Resta un’insoddisfazione di fondo, e la protesta continuerà. La realtà ci parla da tempo di un lavoro di fabbrica insediato su più versanti, e di un potere d’acquisto in continua diminuzione: l’Eurostat ha spiegato che gli stipendi medi dei lavoratori italiani sono tra i più bassi in Europa, mentre lo strato superiore, il più ricco, lo è molto di più degli omologhi europei. E il reddito dei nostri lavoratori è più “alto” di quello che molti professionisti e imprenditori denunciano al fisco. La crisi, per tanti, è questo: non saper più come fare, rischiare di perdere il lavoro e la dignità. Ricordo gli anni di Lama e Trentin, il loro senso di responsabilità in momenti drammatici per il Paese, e la generosa disponibilità dei sindacati: se ripercorriamo questi anni, vediamo bene che non ci sono mai stati comportamenti analoghi di altre classi sociali. Ecco perché oggi servirebbe una prospettiva fedele ai valori fondanti della Costituzione e del modello sociale europeo, che non sacrifichi i più deboli, nei redditi e nei diritti. Che non consideri gli operai delle cose ma delle persone. Quando vediamo le immagini degli operai di Mirafiori che fanno i bagagli dalla storica sede della Fiom perché il loro sindacato, non avendo firmato gli accordi con la Fiat, ha perso la rappresentanza e non deve esistere in fabbrica; o quando leggiamo che le celle di vetro dei capireparto che sorvegliano gli operai a Pomigliano sono state usate per umiliare di fronte ai loro compagni gli operai che non reggevano i nuovi ritmi di lavoro, facendogli gridare <sono un uomo di m.>, allora capiamo che si sta snaturando la Costituzione, costringendola di fatto ad affermare che <l’Italia è una Repubblica fondata sull’impresa> (sono parole non di un “estremista novecentesco”, ma del Vicepresidente del Senato Vannino Chiti).
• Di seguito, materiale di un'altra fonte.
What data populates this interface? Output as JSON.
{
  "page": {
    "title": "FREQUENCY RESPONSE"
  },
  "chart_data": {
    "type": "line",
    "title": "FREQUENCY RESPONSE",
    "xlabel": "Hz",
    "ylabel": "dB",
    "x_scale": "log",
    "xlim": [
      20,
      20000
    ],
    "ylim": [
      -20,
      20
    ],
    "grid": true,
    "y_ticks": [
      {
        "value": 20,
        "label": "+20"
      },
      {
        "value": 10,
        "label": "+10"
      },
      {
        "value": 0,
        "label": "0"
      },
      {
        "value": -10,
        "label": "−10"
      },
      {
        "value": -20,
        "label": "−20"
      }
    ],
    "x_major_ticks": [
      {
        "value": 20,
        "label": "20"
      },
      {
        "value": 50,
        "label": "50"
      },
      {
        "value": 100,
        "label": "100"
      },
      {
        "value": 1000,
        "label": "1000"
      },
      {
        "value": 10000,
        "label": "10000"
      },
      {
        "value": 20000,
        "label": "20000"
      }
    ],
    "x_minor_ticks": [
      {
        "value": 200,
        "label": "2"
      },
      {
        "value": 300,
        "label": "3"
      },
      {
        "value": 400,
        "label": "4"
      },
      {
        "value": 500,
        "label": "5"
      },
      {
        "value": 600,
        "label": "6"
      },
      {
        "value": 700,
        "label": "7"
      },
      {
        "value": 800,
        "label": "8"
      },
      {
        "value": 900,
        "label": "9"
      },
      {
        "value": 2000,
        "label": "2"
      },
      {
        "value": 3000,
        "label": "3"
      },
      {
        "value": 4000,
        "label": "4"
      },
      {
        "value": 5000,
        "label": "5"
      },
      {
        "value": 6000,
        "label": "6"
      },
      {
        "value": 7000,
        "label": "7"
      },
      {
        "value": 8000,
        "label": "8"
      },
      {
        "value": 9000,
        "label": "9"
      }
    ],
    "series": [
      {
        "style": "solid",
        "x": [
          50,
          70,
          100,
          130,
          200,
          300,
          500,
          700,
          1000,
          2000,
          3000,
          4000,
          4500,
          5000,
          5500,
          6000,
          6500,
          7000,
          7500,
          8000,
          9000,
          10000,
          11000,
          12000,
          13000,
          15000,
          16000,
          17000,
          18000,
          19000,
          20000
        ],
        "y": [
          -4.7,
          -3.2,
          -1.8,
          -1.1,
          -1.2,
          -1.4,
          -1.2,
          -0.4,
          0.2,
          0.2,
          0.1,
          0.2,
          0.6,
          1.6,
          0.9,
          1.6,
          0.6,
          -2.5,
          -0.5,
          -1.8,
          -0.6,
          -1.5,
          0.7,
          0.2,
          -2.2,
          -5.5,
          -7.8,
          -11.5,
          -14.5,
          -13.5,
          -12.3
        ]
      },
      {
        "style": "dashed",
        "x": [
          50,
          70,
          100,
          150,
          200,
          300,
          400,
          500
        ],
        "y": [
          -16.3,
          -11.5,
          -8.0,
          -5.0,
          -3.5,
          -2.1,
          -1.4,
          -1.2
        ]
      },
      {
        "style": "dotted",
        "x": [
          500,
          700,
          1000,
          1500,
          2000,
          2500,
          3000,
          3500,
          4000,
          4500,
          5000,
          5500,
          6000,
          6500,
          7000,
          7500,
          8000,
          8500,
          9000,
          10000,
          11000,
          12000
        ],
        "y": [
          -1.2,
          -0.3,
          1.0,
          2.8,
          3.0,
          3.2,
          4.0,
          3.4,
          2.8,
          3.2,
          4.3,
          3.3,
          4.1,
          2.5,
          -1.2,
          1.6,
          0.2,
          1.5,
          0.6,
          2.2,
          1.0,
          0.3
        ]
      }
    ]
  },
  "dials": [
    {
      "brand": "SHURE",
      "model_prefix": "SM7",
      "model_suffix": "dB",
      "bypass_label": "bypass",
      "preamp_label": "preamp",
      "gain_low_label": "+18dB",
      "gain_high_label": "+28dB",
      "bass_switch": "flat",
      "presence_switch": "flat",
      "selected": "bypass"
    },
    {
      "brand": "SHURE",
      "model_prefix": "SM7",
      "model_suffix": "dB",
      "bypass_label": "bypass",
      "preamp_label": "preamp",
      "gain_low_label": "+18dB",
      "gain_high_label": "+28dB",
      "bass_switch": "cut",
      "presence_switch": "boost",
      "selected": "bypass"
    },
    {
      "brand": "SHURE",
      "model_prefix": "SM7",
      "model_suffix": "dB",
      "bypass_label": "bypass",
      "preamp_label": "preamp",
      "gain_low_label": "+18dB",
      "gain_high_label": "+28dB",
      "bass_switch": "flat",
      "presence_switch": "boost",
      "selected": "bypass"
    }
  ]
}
I lavoratori liguri, dalla Finmeccanica a Fincantieri, sono alla testa anche della lotta perché il Governo si impegni sulla crescita e la politica industriale. In Italia le grandi imprese sono sempre di meno e il capitalismo è sempre più piccolo: dobbiamo ripensare il nostro modello. Come spiega lo storico Giuseppe Berta, “l’Italia è cresciuta quando si è affidata alla formula mista di interventi dello Stato e di mobilitazione di energie private”. L’economia mista finì con la Prima Repubblica, e da allora il Paese non cresce più. Non si tratta di tornare al passato, ma in tutto il mondo si discute dell’intervento pubblico. Cosa aspettiamo a farlo anche noi? Marchionne è il nuovo mito, ma è, dice Berta, “il simbolo del successo dello Stato in economia”: ha potuto fare quello che ha fatto alla Chrysler solo perché la Casa Bianca gli ha dato i soldi. L’Italia non cresce perché non c’è qualità, che si ottiene con più formazione, ricerca, stimoli all’innovazione. E perché ci sono troppe diseguaglianze sociali: i sei Paesi europei a minor diseguaglianza sono quelli che crescono di più.
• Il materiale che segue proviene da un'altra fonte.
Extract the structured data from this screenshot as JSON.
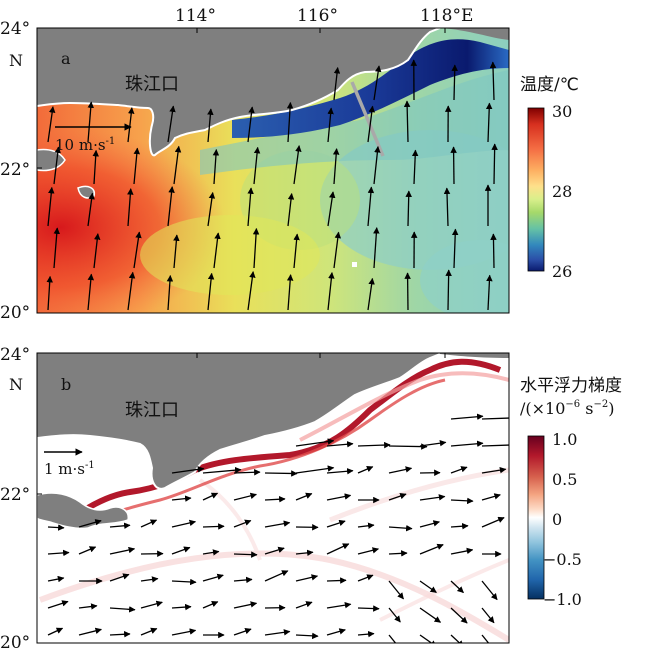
{
  "panel_a": {
    "label": "a",
    "place_label": "珠江口",
    "lat_ticks": [
      "24°",
      "22°",
      "20°"
    ],
    "lon_ticks": [
      "114°",
      "116°",
      "118°E"
    ],
    "north_label": "N",
    "ref_vector": "10 m·s",
    "ref_vector_sup": "-1",
    "colorbar_title": "温度/℃",
    "colorbar_ticks": [
      "30",
      "28",
      "26"
    ],
    "colorbar_colors": [
      "#7f0000",
      "#d7301f",
      "#f46d43",
      "#fdae61",
      "#fee08b",
      "#d9ef8b",
      "#a6d96a",
      "#66c2a5",
      "#3288bd",
      "#2b4fa8",
      "#0a1a6e"
    ]
  },
  "panel_b": {
    "label": "b",
    "place_label": "珠江口",
    "lat_ticks": [
      "24°",
      "22°",
      "20°"
    ],
    "north_label": "N",
    "ref_vector": "1 m·s",
    "ref_vector_sup": "-1",
    "colorbar_title_line1": "水平浮力梯度",
    "colorbar_title_line2_prefix": "/(×10",
    "colorbar_title_line2_sup": "−6",
    "colorbar_title_line2_mid": " s",
    "colorbar_title_line2_sup2": "−2",
    "colorbar_title_line2_suffix": ")",
    "colorbar_ticks": [
      "1.0",
      "0.5",
      "0",
      "−0.5",
      "−1.0"
    ],
    "colorbar_colors": [
      "#67001f",
      "#b2182b",
      "#d6604d",
      "#f4a582",
      "#fddbc7",
      "#ffffff",
      "#d1e5f0",
      "#92c5de",
      "#4393c3",
      "#2166ac",
      "#053061"
    ]
  },
  "colors": {
    "land": "#7f7f7f",
    "coast": "#ffffff",
    "arrow": "#000000",
    "section_line": "#a9a9a9"
  }
}
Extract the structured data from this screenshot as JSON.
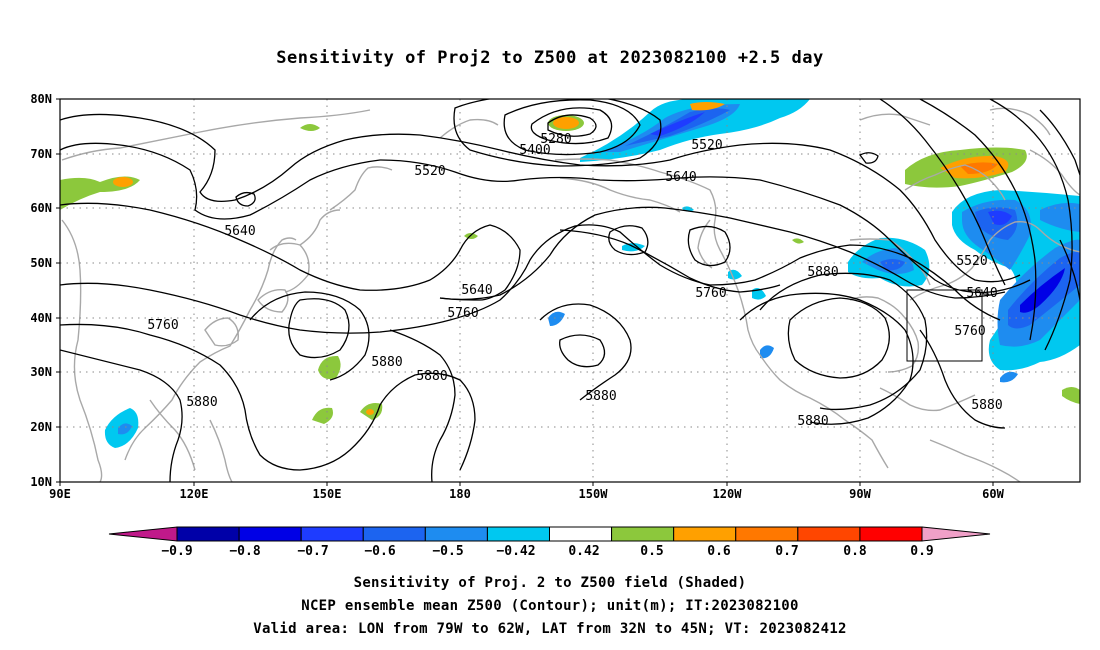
{
  "title": "Sensitivity of Proj2 to Z500 at 2023082100 +2.5 day",
  "map": {
    "lat_labels": [
      "80N",
      "70N",
      "60N",
      "50N",
      "40N",
      "30N",
      "20N",
      "10N"
    ],
    "lon_labels": [
      "90E",
      "120E",
      "150E",
      "180",
      "150W",
      "120W",
      "90W",
      "60W"
    ],
    "contour_levels": [
      "5280",
      "5400",
      "5520",
      "5640",
      "5760",
      "5880"
    ],
    "contour_labels": [
      {
        "id": "c5280",
        "text": "5280"
      },
      {
        "id": "c5400",
        "text": "5400"
      },
      {
        "id": "c5520a",
        "text": "5520"
      },
      {
        "id": "c5520b",
        "text": "5520"
      },
      {
        "id": "c5520c",
        "text": "5520"
      },
      {
        "id": "c5640a",
        "text": "5640"
      },
      {
        "id": "c5640b",
        "text": "5640"
      },
      {
        "id": "c5640c",
        "text": "5640"
      },
      {
        "id": "c5640d",
        "text": "5640"
      },
      {
        "id": "c5760a",
        "text": "5760"
      },
      {
        "id": "c5760b",
        "text": "5760"
      },
      {
        "id": "c5760c",
        "text": "5760"
      },
      {
        "id": "c5760d",
        "text": "5760"
      },
      {
        "id": "c5880a",
        "text": "5880"
      },
      {
        "id": "c5880b",
        "text": "5880"
      },
      {
        "id": "c5880c",
        "text": "5880"
      },
      {
        "id": "c5880d",
        "text": "5880"
      },
      {
        "id": "c5880e",
        "text": "5880"
      },
      {
        "id": "c5880f",
        "text": "5880"
      },
      {
        "id": "c5880g",
        "text": "5880"
      }
    ],
    "valid_area": {
      "lon": [
        "79W",
        "62W"
      ],
      "lat": [
        "32N",
        "45N"
      ]
    }
  },
  "colorbar": {
    "labels": [
      "−0.9",
      "−0.8",
      "−0.7",
      "−0.6",
      "−0.5",
      "−0.42",
      "0.42",
      "0.5",
      "0.6",
      "0.7",
      "0.8",
      "0.9"
    ],
    "colors": [
      "#c0198a",
      "#0000a8",
      "#0000e6",
      "#1e3cff",
      "#1c64f0",
      "#1e8cf0",
      "#00c8f0",
      "#ffffff",
      "#8cc83c",
      "#ffa000",
      "#ff7800",
      "#ff4600",
      "#ff0000",
      "#f0a0c8"
    ]
  },
  "captions": [
    "Sensitivity of Proj. 2 to Z500 field (Shaded)",
    "NCEP ensemble mean Z500 (Contour); unit(m); IT:2023082100",
    "Valid area: LON from 79W to 62W, LAT from 32N to 45N; VT: 2023082412"
  ]
}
Dalla Liguria che lavora sale dunque il rigetto di una modernità che riduce il lavoro a merce, che consegna il primato al mercato, che rifiuta la cultura della mediazione, fondamentale per la democrazia. E’ l’ideologia neoliberista, che da noi è l’ideologia dei tecnici: è di corto respiro e non ci farà uscire dalla crisi. Perché, come spiega Giuseppe De Rita,” i tecnici sono lontani dalla società”: la “verticalizzazione del potere è coerente con il mercato internazionale ma è incoerente con la quotidiana realtà italiana”, in cui “la mediazione della politica è necessaria”. La politica è arretrata in questi anni perché il neoliberismo ha messo in crisi il compromesso tra democrazia e capitalismo. Ma oltre l’esclusivo recinto dei tecnici ci sono altri mondi e pensieri, che possono dar vita a un nuovo compromesso, che non penalizzi le classi più umili. Non è vero che esistono ricette obbligate, e che lo scettro va per forza affidato all’Europa dei mercati. L’incantesimo dei tecnici può essere spezzato.